Box-and-whisker plot showing the static adsorption of sucrose-gradient-purified vesicular stomatitis virus (SG VSV) to Durapore PVDF and Express PLUS PES 0.22 µm membranes in the presence of host cell protein (HCP), host cell DNA (HC DNA), or both. Data were calculated from plaque assays and adsorption experiments performed in triplicate. The boxes depict the interquartile range, the horizontal lines represent the median, and the cross marks represent the mean. The whiskers extending from the boxes show the maximum and minimum values measured.

4. Conclusions

Using measurements of TMP increase, virus recovery, and microscopy, we have shown how the presence of small amounts of host cell proteins increases membrane fouling during the sterile filtration of a virus solution. At the highest levels observed, spiking with approximately 25 µg/mL host cell protein resulted in a 4.8 times greater increase in TMP and a 34% reduction in virus recovery.
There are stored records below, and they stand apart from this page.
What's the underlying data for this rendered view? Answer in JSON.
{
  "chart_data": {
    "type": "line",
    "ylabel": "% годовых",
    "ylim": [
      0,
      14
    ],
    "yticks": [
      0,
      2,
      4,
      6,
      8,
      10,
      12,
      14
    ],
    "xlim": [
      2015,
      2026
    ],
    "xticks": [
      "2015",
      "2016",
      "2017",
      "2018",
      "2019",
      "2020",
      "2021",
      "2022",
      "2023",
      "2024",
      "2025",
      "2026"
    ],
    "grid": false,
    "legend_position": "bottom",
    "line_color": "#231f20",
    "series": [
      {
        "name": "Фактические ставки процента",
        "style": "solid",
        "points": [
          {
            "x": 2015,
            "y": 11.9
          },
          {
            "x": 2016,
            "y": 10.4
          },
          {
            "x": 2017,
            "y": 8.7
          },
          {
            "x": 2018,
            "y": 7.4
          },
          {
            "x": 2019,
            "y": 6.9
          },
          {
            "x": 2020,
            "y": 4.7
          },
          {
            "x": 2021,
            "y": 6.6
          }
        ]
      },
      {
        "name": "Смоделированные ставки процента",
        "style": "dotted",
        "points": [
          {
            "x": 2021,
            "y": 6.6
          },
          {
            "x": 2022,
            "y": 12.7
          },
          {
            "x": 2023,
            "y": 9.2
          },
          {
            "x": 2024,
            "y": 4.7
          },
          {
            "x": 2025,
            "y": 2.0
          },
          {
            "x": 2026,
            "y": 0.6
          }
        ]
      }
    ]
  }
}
This effect is due, at least in part, to increased adsorption of the virus to the membrane in the presence of host cell proteins. Using static adsorption experiments, it was shown that up to 5.1 times more virus adsorbed to the membrane when host cell protein was spiked into a solution. Under the tested conditions, host cell DNA was not found to have a significant effect. It is theorized that the population of host cell proteins contains unique key proteins that mediate adsorption due to specific properties, such as charge, hydrophobicity, and reactivity. However, further work is required to validate this claim. Furthermore, this paper documented the development of and validated a method of testing membrane fouling effects based on the isolation and subsequent spiking of host cell impurities. This method could be easily used by other researchers interested in the topic. Finally, this work can benefit manufacturers of therapeutic viruses who are experiencing issues with losses during sterile filtration, as it demonstrates that improving host cell protein removal in earlier downstream purification steps can enhance sterile filtration performance.